10/19/22 Snippet, UNHOLY ANGLES.

Dang but this is easy to write. You can read the first drafts of the first two parts of UNHOLY ANGLES on Patreon: snippet below.

“Something there is that doesn’t love a wall.” That old fraud! I mean, yes, he was technically correct: nature hates and fears walls, and straight lines, and the order we impose upon it. But Robert Frost didn’t know anything. He thought he knew the country and country life, but it was always only the parts we let him see. You think Frost was steeped in rural life, or Carl Sandberg, or Henry Wadsworth Longfellow?
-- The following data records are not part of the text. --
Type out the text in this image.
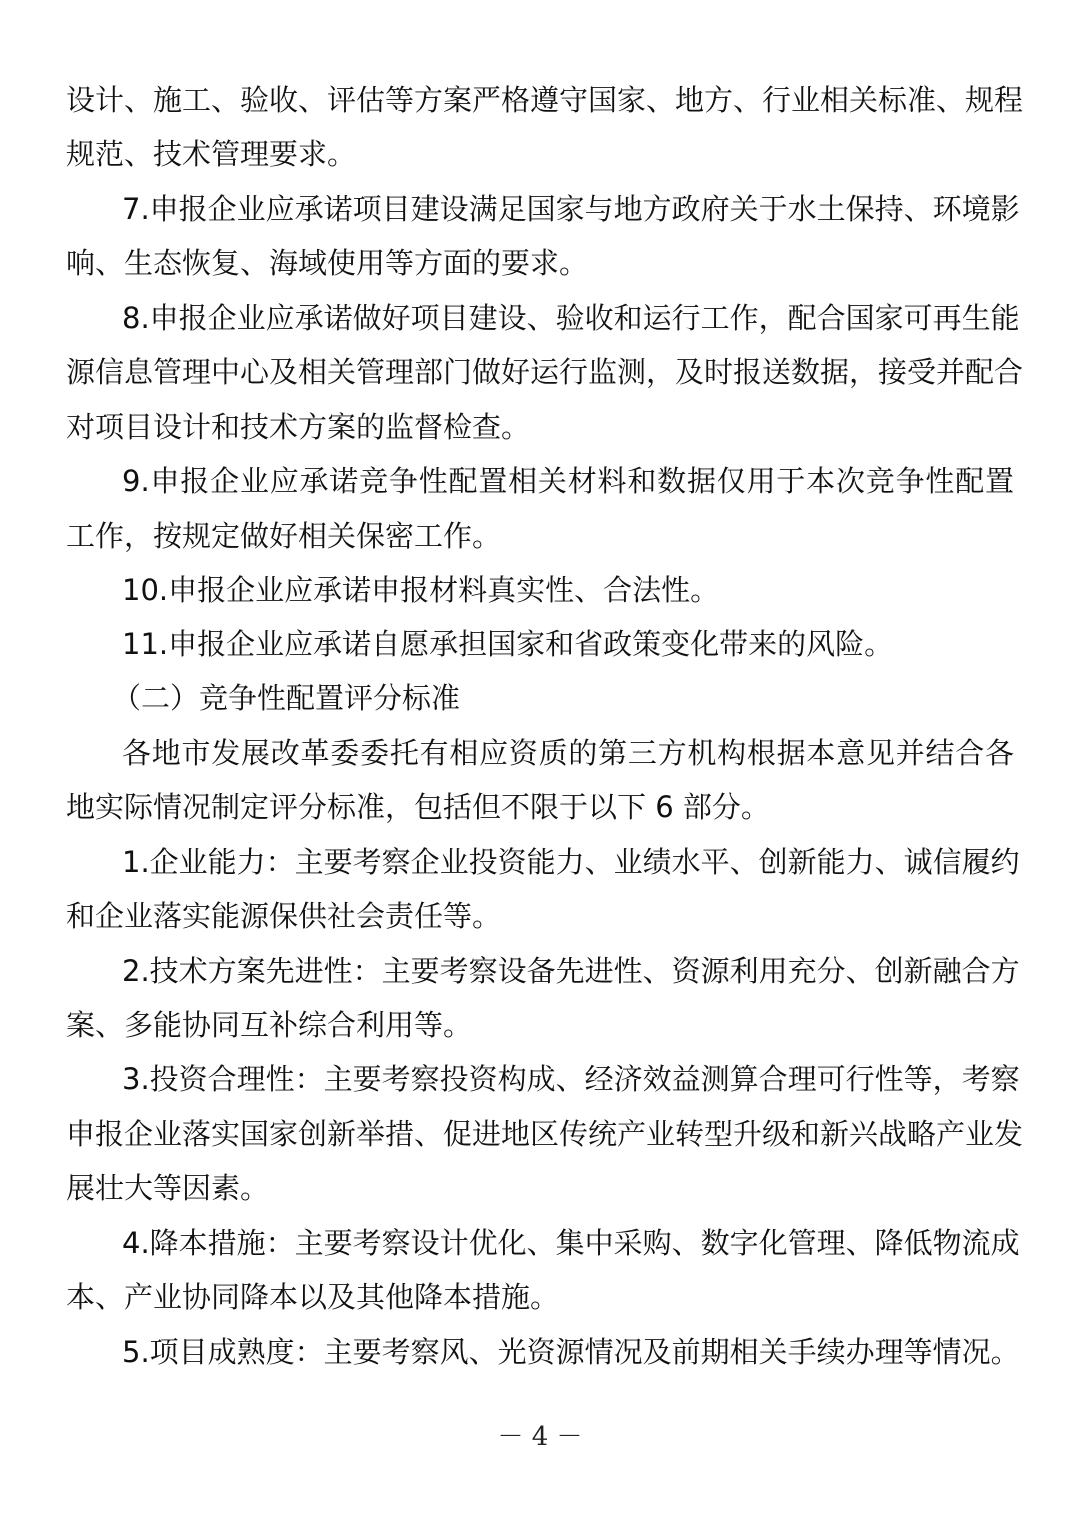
设计、施工、验收、评估等方案严格遵守国家、地方、行业相关标准、规程
规范、技术管理要求。
7.申报企业应承诺项目建设满足国家与地方政府关于水土保持、环境影
响、生态恢复、海域使用等方面的要求。
8.申报企业应承诺做好项目建设、验收和运行工作，配合国家可再生能
源信息管理中心及相关管理部门做好运行监测，及时报送数据，接受并配合
对项目设计和技术方案的监督检查。
9.申报企业应承诺竞争性配置相关材料和数据仅用于本次竞争性配置
工作，按规定做好相关保密工作。
10.申报企业应承诺申报材料真实性、合法性。
11.申报企业应承诺自愿承担国家和省政策变化带来的风险。
（二）竞争性配置评分标准
各地市发展改革委委托有相应资质的第三方机构根据本意见并结合各
地实际情况制定评分标准，包括但不限于以下 6 部分。
1.企业能力：主要考察企业投资能力、业绩水平、创新能力、诚信履约
和企业落实能源保供社会责任等。
2.技术方案先进性：主要考察设备先进性、资源利用充分、创新融合方
案、多能协同互补综合利用等。
3.投资合理性：主要考察投资构成、经济效益测算合理可行性等，考察
申报企业落实国家创新举措、促进地区传统产业转型升级和新兴战略产业发
展壮大等因素。
4.降本措施：主要考察设计优化、集中采购、数字化管理、降低物流成
本、产业协同降本以及其他降本措施。
5.项目成熟度：主要考察风、光资源情况及前期相关手续办理等情况。
－ 4 －
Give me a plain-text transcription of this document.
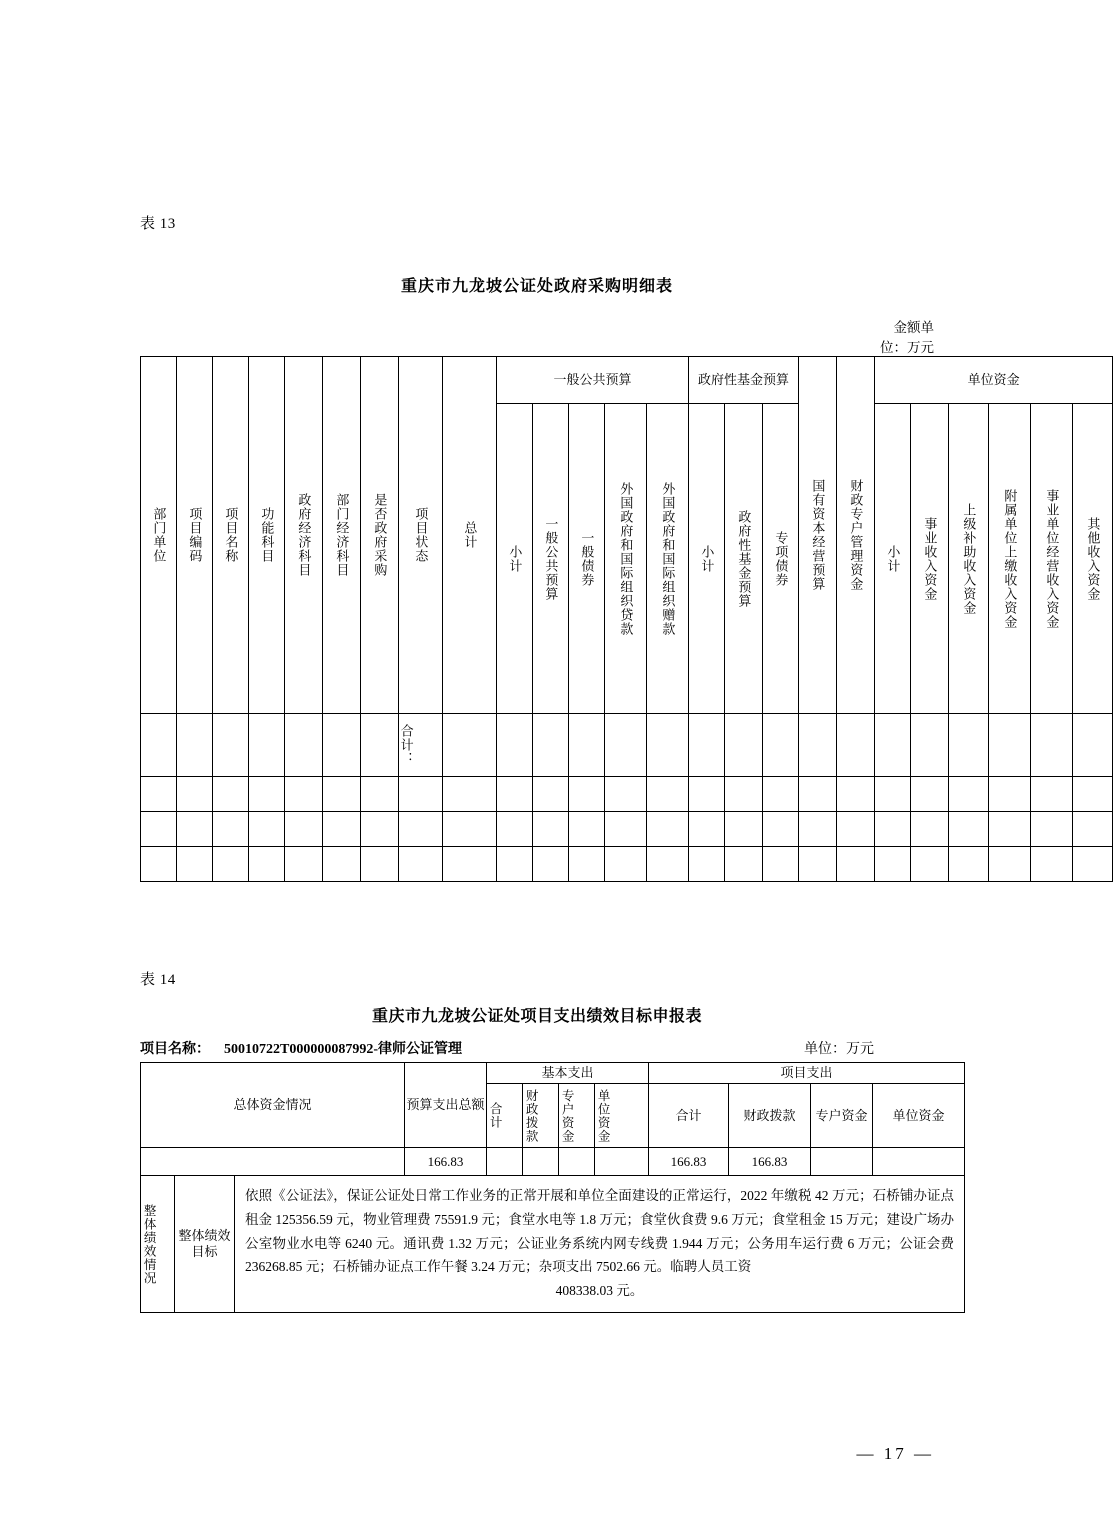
表 13
重庆市九龙坡公证处政府采购明细表
金额单位：万元
部门单位	项目编码	项目名称	功能科目	政府经济科目	部门经济科目	是否政府采购	项目状态	总计	一般公共预算					政府性基金预算			国有资本经营预算	财政专户管理资金	单位资金					

									小计	一般公共预算	一般债券	外国政府和国际组织贷款	外国政府和国际组织赠款	小计	政府性基金预算	专项债券			小计	事业收入资金	上级补助收入资金	附属单位上缴收入资金	事业单位经营收入资金	其他收入资金

							合计：																	

表 14
重庆市九龙坡公证处项目支出绩效目标申报表
项目名称： 50010722T000000087992-律师公证管理	单位：万元
总体资金情况			预算支出总额	基本支出				项目支出			

				合计	财政拨款	专户资金	单位资金	合计	财政拨款	专户资金	单位资金
			166.83					166.83	166.83		

整体绩效情况	整体绩效目标	依照《公证法》，保证公证处日常工作业务的正常开展和单位全面建设的正常运行，2022 年缴税 42 万元；石桥铺办证点租金 125356.59 元，物业管理费 75591.9 元；食堂水电等 1.8 万元；食堂伙食费 9.6 万元；食堂租金 15 万元；建设广场办公室物业水电等 6240 元。通讯费 1.32 万元；公证业务系统内网专线费 1.944 万元；公务用车运行费 6 万元；公证会费 236268.85 元；石桥铺办证点工作午餐 3.24 万元；杂项支出 7502.66 元。临聘人员工资
408338.03 元。									
— 17 —
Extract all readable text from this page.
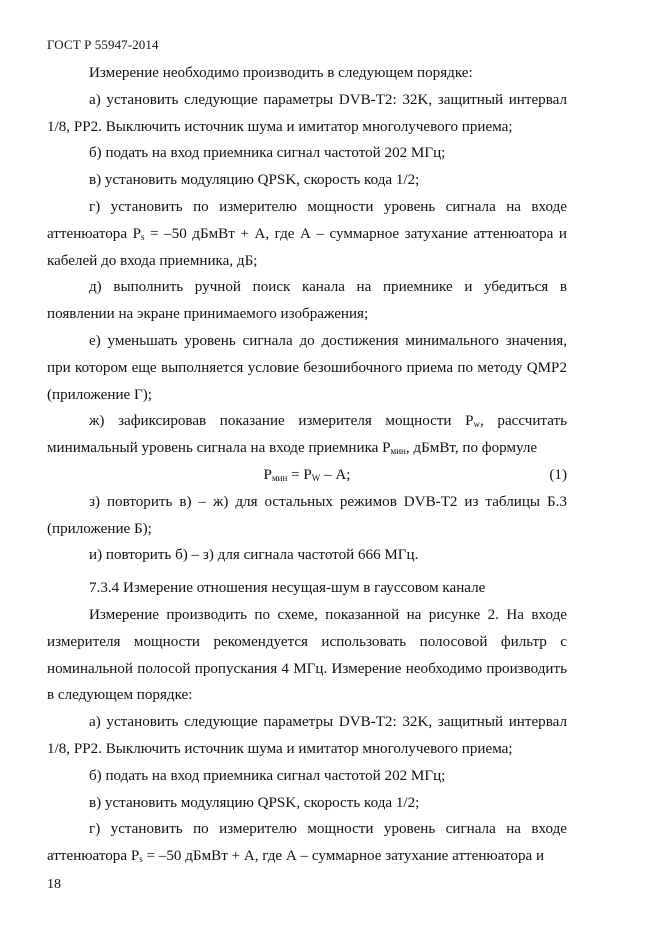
ГОСТ Р 55947-2014

Измерение необходимо производить в следующем порядке:

а) установить следующие параметры DVB-T2: 32K, защитный интервал 1/8, PP2. Выключить источник шума и имитатор многолучевого приема;

б) подать на вход приемника сигнал частотой 202 МГц;

в) установить модуляцию QPSK, скорость кода 1/2;

г) установить по измерителю мощности уровень сигнала на входе аттенюатора $P_s = -50$ дБмВт + А, где А – суммарное затухание аттенюатора и кабелей до входа приемника, дБ;

д) выполнить ручной поиск канала на приемнике и убедиться в появлении на экране принимаемого изображения;

е) уменьшать уровень сигнала до достижения минимального значения, при котором еще выполняется условие безошибочного приема по методу QMP2 (приложение Г);

ж) зафиксировав показание измерителя мощности $P_w$, рассчитать минимальный уровень сигнала на входе приемника $P_{мин}$, дБмВт, по формуле

$P_{мин} = P_W - А$;	(1)

з) повторить в) – ж) для остальных режимов DVB-T2 из таблицы Б.3 (приложение Б);

и) повторить б) – з) для сигнала частотой 666 МГц.

7.3.4 Измерение отношения несущая-шум в гауссовом канале

Измерение производить по схеме, показанной на рисунке 2. На входе измерителя мощности рекомендуется использовать полосовой фильтр с номинальной полосой пропускания 4 МГц. Измерение необходимо производить в следующем порядке:

а) установить следующие параметры DVB-T2: 32K, защитный интервал 1/8, PP2. Выключить источник шума и имитатор многолучевого приема;

б) подать на вход приемника сигнал частотой 202 МГц;

в) установить модуляцию QPSK, скорость кода 1/2;

г) установить по измерителю мощности уровень сигнала на входе аттенюатора $P_s = -50$ дБмВт + А, где А – суммарное затухание аттенюатора и

18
…Oh, yes, absolutely we had a hand in Longfellow. James Fenimore Cooper, too. We’ve been clouding poets’ and writers’ visions of the countryside for a very long time. Why? So that they’d cloud your visions. Obviously! We can’t have people seeing what really goes on, out here. If you could, then you’d all try to do something about it, and it would be the wrong thing. I know this because it wouldn’t be the right thing, which is to keep your hands to yourselves, and let us keep on with what we’re doing. We do know best, and you will only make matters worse, and this is not a subject for debate.

You don’t want to know, anyway. None of you do. The people in the suburbs, they hate even thinking about the countryside, and when they have to, they make jokes about us. Except that they’re really making jokes about monsters, with the names changed. The people in the cities, they try not to think about farming in the first place. Food gets made in the store, don’t you know? Waves of meat, extruded out of a spigot in the back, wrapped up, then pushed out in styrofoam and plastic. Then people stick it in an oven for a half-hour, and call themselves ‘cooks’ because they can make a meatloaf.

Look, I picked ‘meatloaf’ because you have one on your plate, right in front of you. Concentrate on the now.